Os ponteiros do relógio já passavam da uma da tarde daquela segunda-feira, 1 de julho, quando a conversa com Alcino Lemos foi interrompida pelo toque do telefone da receção da residencial. Um amigo do ex-morador informava-o de que tinha chegado uma decisão do Tribunal Administrativo e Fiscal de Braga que havia de inverter os acontecimentos daquela semana: a providência cautelar movida pelos “resistentes” tinha sido aceite. Estava suspensa a ação de despejo e tinha sido dada ordem de reposição da água, da luz e do gás, serviços que tinham sido cortados depois de os moradores se terem recusado sair. A VianaPolis não tardou a anunciar que iria pedir a revogação da decisão.
No dia 5 de julho, o ministro do Ambiente veio dizer que os moradores vão ser processados por estarem a lesar o Estado. Das 105 frações do edifício, seis proprietários ainda não entregaram as chaves. Com os ex-moradores, foram realizados 74 acordos amigáveis, 28 realojamentos e 46 indemnizações, segundo a VianaPolis. Para os restantes casos, foram proferidas sentenças de indemnizações, em verbas fixadas pelos tribunais, continuando "disponíveis habitações no edifício de realojamento para os eventuais interessados", explica a sociedade num esclarecimento divulgado esta semana.

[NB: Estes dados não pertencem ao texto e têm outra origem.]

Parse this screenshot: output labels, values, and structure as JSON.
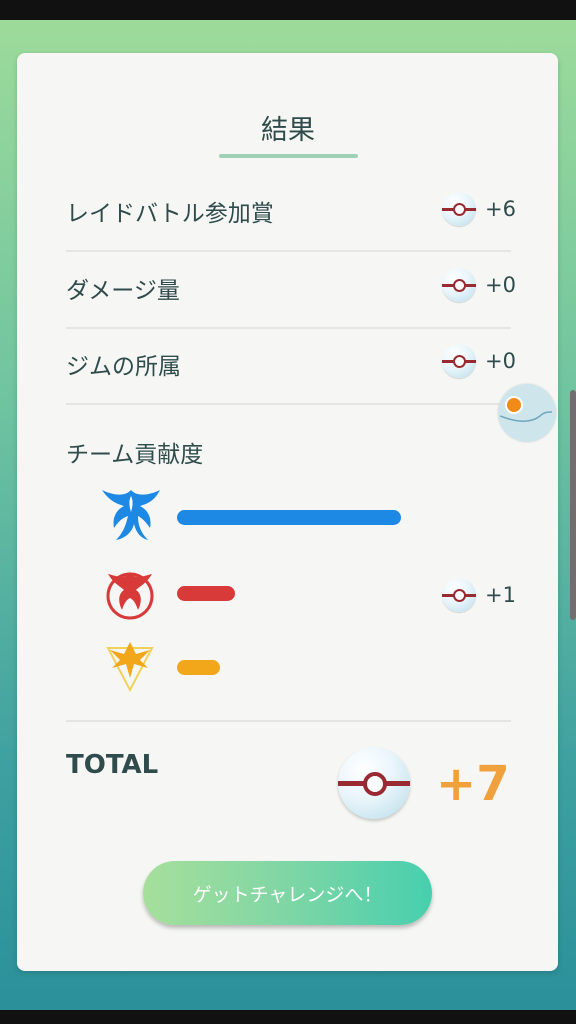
{
  "result": {
    "title": "結果",
    "rows": [
      {
        "label": "レイドバトル参加賞",
        "reward": "+6"
      },
      {
        "label": "ダメージ量",
        "reward": "+0"
      },
      {
        "label": "ジムの所属",
        "reward": "+0"
      }
    ],
    "team_section": {
      "label": "チーム貢献度",
      "teams": [
        {
          "name": "mystic",
          "color": "#1e88e5",
          "contribution_pct": 100,
          "reward": ""
        },
        {
          "name": "valor",
          "color": "#d83a3a",
          "contribution_pct": 26,
          "reward": "+1"
        },
        {
          "name": "instinct",
          "color": "#f2a71b",
          "contribution_pct": 19,
          "reward": ""
        }
      ]
    },
    "total": {
      "label": "TOTAL",
      "value": "+7"
    },
    "cta_label": "ゲットチャレンジへ！"
  },
  "colors": {
    "accent_green": "#9fd1b7",
    "total_value": "#f0a13e",
    "text": "#2f4b4b"
  },
  "icons": {
    "reward_item": "premier-ball-icon",
    "mystic": "articuno-icon",
    "valor": "moltres-icon",
    "instinct": "zapdos-icon"
  }
}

Entretanto está a decorrer uma petição contra a demolição do prédio — à data de publicação deste artigo, a petição ultrapassou as quatro mil assinaturas, o que significa que estão cumpridos os requisitos para que o assunto seja apreciado em plenário na Assembleia da República.
O prédio Coutinho deixou de aparecer diariamente nas notícias. Mas o processo está longe de ter terminado.